Fluorides are naturally occurring minerals, so they’re not a problem for us or the environment at the right concentrations. That said, Harvard Public Health magazine reported in 2016 that “evidence is mounting that … the potential risks from consuming fluoridated water may outweigh the benefits for some individuals,” like patients undergoing dialysis. Based on new data about young children’s tap-water consumption, the US Public Health Service reduced the level of fluoride it recommends for drinking water to 0.7 milligrams per liter in 2015. (Health Canada recommended the same level in 2010). As for the effects of dental fluoride on the environment, research suggests it doesn’t cause harm because of its low concentrations.
But, as with the children’s teeth in Colorado, humans and other life suffer from exposure to too much fluoride. Fluoride concentrations over 1.5 mg/L of water typically result in mottled teeth. In India, fluoride levels as high as 48 mg/L have been measured, and NGOs estimate that 60 million Indians are at risk of drinking over-fluoridated water. The country’s large (and growing) water needs have led to an increased dependence on groundwater from deep wells, where fluoride occurs in higher concentrations.
Fluoride ingestion at such elevated levels can result in brittle bones, brain damage in children, thyroid disorders, heart failure, bone cancer, and infertility in women.
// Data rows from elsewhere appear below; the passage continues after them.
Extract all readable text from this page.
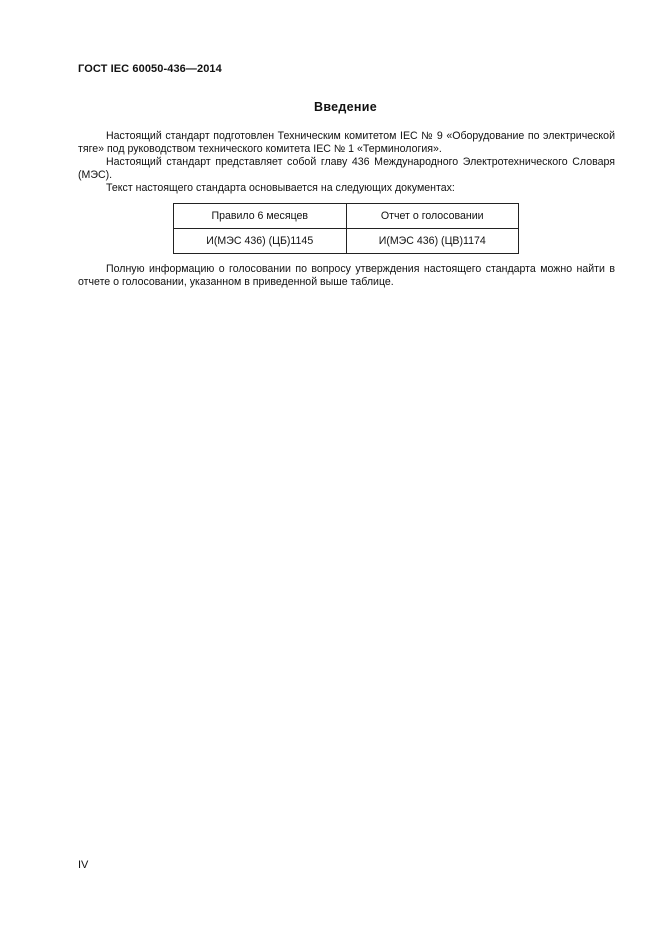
ГОСТ IEC 60050-436—2014
Введение

Настоящий стандарт подготовлен Техническим комитетом IEC № 9 «Оборудование по электрической тяге» под руководством технического комитета IEC № 1 «Терминология».

Настоящий стандарт представляет собой главу 436 Международного Электротехнического Словаря (МЭС).

Текст настоящего стандарта основывается на следующих документах:

Правило 6 месяцев	Отчет о голосовании
И(МЭС 436) (ЦБ)1145	И(МЭС 436) (ЦВ)1174

Полную информацию о голосовании по вопросу утверждения настоящего стандарта можно найти в отчете о голосовании, указанном в приведенной выше таблице.

IV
India has had a fluorosis prevention program in place since 2009, but a recent report in the Lancet quotes an NGO saying that “for a problem of this scale, the response has still been very patchy.”
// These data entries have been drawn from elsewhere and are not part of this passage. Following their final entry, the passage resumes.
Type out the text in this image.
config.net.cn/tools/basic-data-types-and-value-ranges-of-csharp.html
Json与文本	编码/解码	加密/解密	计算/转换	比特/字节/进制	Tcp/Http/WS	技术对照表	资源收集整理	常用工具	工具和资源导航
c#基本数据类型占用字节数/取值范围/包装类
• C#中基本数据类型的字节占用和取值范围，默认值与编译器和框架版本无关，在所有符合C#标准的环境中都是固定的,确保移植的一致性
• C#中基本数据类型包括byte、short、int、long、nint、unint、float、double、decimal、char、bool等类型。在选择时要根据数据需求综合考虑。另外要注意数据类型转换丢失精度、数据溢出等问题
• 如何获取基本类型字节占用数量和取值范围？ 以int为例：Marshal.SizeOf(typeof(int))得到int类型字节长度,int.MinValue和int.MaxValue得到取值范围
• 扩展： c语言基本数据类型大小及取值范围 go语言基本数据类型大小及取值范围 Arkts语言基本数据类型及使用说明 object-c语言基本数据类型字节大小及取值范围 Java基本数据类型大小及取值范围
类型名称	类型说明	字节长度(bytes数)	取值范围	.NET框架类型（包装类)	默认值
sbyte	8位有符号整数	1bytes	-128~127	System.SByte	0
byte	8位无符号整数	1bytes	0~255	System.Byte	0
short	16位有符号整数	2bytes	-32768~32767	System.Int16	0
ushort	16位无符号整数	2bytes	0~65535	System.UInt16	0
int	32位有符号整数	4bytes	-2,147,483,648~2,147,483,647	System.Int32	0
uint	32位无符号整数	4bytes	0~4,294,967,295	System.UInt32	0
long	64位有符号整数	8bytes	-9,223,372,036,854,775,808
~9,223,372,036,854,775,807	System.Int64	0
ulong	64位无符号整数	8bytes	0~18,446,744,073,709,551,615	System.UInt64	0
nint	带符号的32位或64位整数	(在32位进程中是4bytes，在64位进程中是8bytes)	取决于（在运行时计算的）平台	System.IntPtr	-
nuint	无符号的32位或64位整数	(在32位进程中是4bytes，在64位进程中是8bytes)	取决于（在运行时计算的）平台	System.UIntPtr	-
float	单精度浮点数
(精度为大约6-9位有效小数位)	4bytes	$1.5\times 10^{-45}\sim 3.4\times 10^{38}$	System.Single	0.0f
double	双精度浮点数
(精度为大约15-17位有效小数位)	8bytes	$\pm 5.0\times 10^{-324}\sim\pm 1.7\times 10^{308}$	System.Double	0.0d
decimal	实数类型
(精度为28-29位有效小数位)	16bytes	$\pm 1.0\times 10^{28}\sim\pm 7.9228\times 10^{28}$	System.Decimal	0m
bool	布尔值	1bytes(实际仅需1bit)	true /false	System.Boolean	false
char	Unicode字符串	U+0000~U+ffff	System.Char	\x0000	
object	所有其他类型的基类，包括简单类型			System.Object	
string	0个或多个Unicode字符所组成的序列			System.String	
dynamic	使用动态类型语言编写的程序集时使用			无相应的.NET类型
Fluoride can also be an atmospheric pollutant, being released in gaseous forms by factories making bricks, steel, aluminum, glassworks, aluminum and ceramics. Too much fluoride in the air or water impacts plants and animals. In cattle, too much fluoride mottles teeth and deforms hooves. In chickens, high doses of fluoride affect liver and kidney function. A 2017 research review states that “Fluoride may stop photosynthesis and other essential processes in plants,” and identifies apricots, peaches, and lilies as among the most vulnerable to fluoride toxicity.
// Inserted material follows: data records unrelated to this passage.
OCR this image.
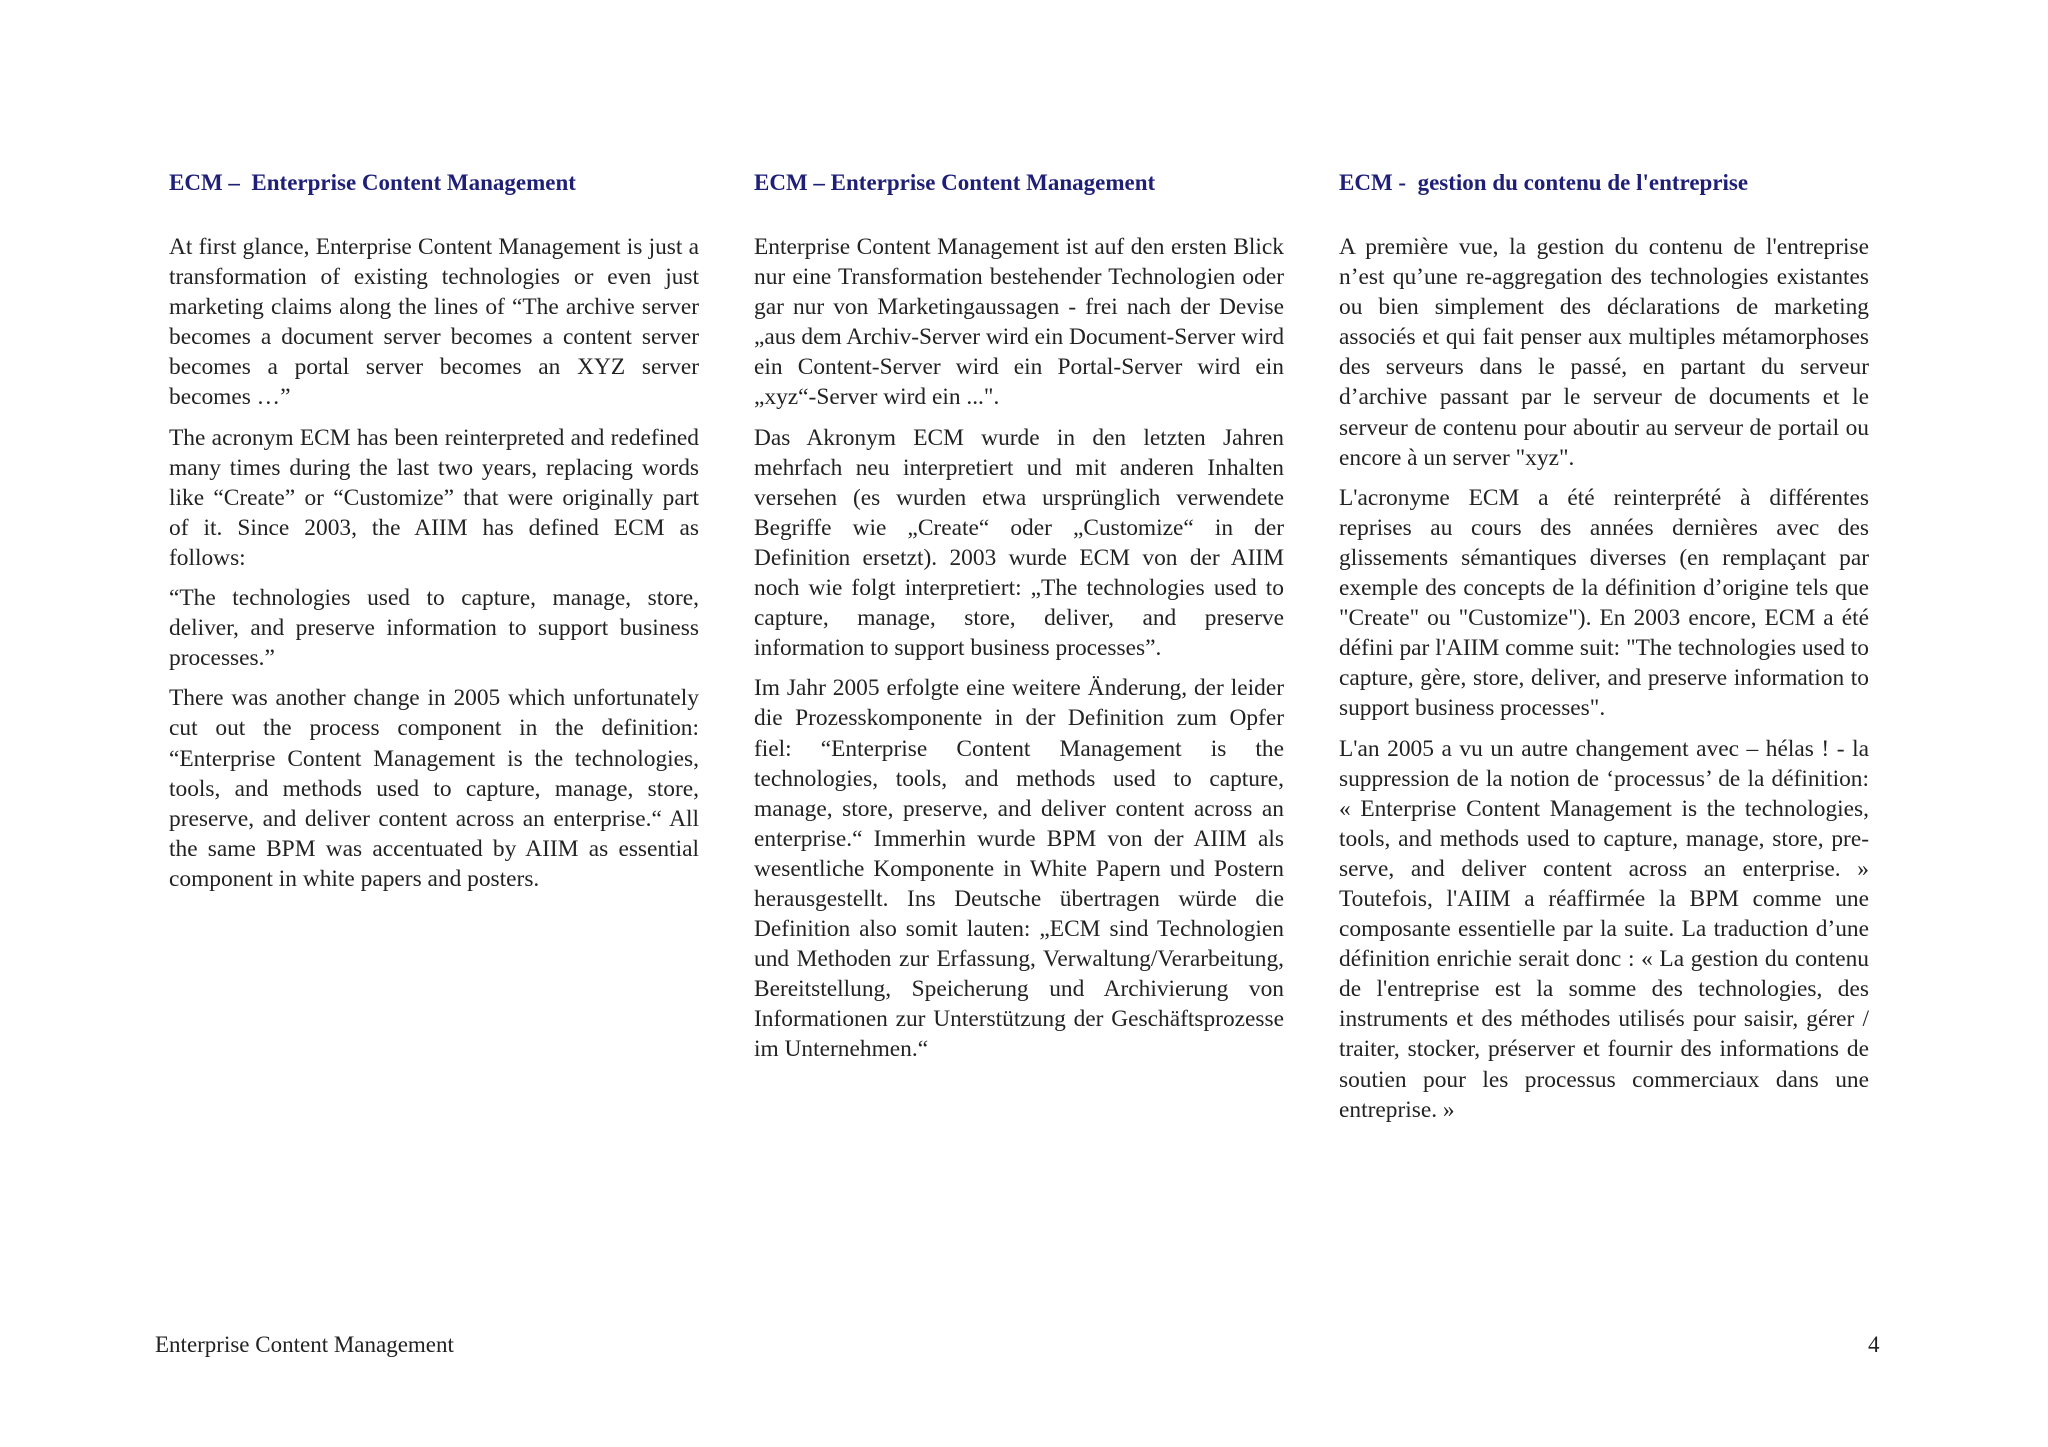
ECM –  Enterprise Content Management

At first glance, Enterprise Content Management is just a transformation of existing technologies or even just marketing claims along the lines of “The archive server becomes a document server becomes a content server becomes a portal server becomes an XYZ server becomes …”

The acronym ECM has been reinterpreted and redefined many times during the last two years, replacing words like “Create” or “Customize” that were originally part of it. Since 2003, the AIIM has defined ECM as follows:

“The technologies used to capture, manage, store, deliver, and preserve information to support business processes.”

There was another change in 2005 which unfortunately cut out the process component in the definition: “Enterprise Content Management is the technologies, tools, and methods used to capture, manage, store, preserve, and deliver content across an enterprise.“ All the same BPM was accentuated by AIIM as essential component in white papers and posters.

ECM – Enterprise Content Management

Enterprise Content Management ist auf den ersten Blick nur eine Transformation bestehender Technologien oder gar nur von Marketingaussagen - frei nach der Devise „aus dem Archiv-Server wird ein Document-Server wird ein Content-Server wird ein Portal-Server wird ein „xyz“-Server wird ein ...".

Das Akronym ECM wurde in den letzten Jahren mehrfach neu interpretiert und mit anderen Inhalten versehen (es wurden etwa ursprünglich verwendete Begriffe wie „Create“ oder „Customize“ in der Definition ersetzt). 2003 wurde ECM von der AIIM noch wie folgt interpretiert: „The technologies used to capture, manage, store, deliver, and preserve information to support business processes”.

Im Jahr 2005 erfolgte eine weitere Änderung, der leider die Prozesskomponente in der Definition zum Opfer fiel: “Enterprise Content Management is the technologies, tools, and methods used to capture, manage, store, preserve, and deliver content across an enterprise.“ Immerhin wurde BPM von der AIIM als wesentliche Komponente in White Papern und Postern herausgestellt. Ins Deutsche übertragen würde die Definition also somit lauten: „ECM sind Technologien und Methoden zur Erfassung, Verwaltung/Verarbeitung, Bereitstellung, Speicherung und Archivierung von Informationen zur Unterstützung der Geschäftsprozesse im Unternehmen.“

ECM -  gestion du contenu de l'entreprise

A première vue, la gestion du contenu de l'entreprise n’est qu’une re-aggregation des technologies existantes ou bien simplement des déclarations de marketing associés et qui fait penser aux multiples métamorphoses des serveurs dans le passé, en partant du serveur d’archive passant par le serveur de documents et le serveur de contenu pour aboutir au serveur de portail ou encore à un server "xyz".

L'acronyme ECM a été reinterprété à différentes reprises au cours des années dernières avec des glissements sémantiques diverses (en remplaçant par exemple des concepts de la définition d’origine tels que "Create" ou "Customize"). En 2003 encore, ECM a été défini par l'AIIM comme suit: "The technologies used to capture, gère, store, deliver, and preserve information to support business processes".

L'an 2005 a vu un autre changement avec – hélas ! - la suppression de la notion de ‘processus’ de la définition: « Enterprise Content Management is the technologies, tools, and methods used to capture, manage, store, preserve, and deliver content across an enterprise. » Toutefois, l'AIIM a réaffirmée la BPM comme une composante essentielle par la suite. La traduction d’une définition enrichie serait donc : « La gestion du contenu de l'entreprise est la somme des technologies, des instruments et des méthodes utilisés pour saisir, gérer / traiter, stocker, préserver et fournir des informations de soutien pour les processus commerciaux dans une entreprise. »

Enterprise Content Management	4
Fertilizer manufacturers aim to minimize environmental impact by using dust catchers when grinding phosphate rock, and filters to prevent emissions of fluorosilicic acid. Historically, government oversight has protected US residents from fluoride pollution. But with the Trump administration’s rollback of environmental regulations, there may be greater risk than in the recent past.
And what about that tube?
Since toothpaste is one of the main sources of fluoride in our lives, it’s worth a moment to look at its delivery method: toothpaste tubes. Typically, they consist of plastic laminate sandwiched around a layer of aluminum, which is impossible to recycle. According to STP ComplianceEHS — an organization that publishes environmental information for business — the US throws away a staggering 400 million toothpaste tubes a year. In 2019, Colgate announced plans for its Tom’s of Maine brand to switch to a recyclable version of the laminate. The company’s peppermint antiplaque toothpaste currently comes in the new packaging.
So even if fluoride is safe in the right quantities, this way of getting it to our teeth is usually a problem. And it’s an avoidable one. Many zero-waste toothpastes are now available, and while lots are fluoride-free, there are options for people who want fluoride. If that’s not you, homemade toothpaste is also an option! The story of fluoride doesn’t need to hurt people or the planet, but it matters how that story gets told.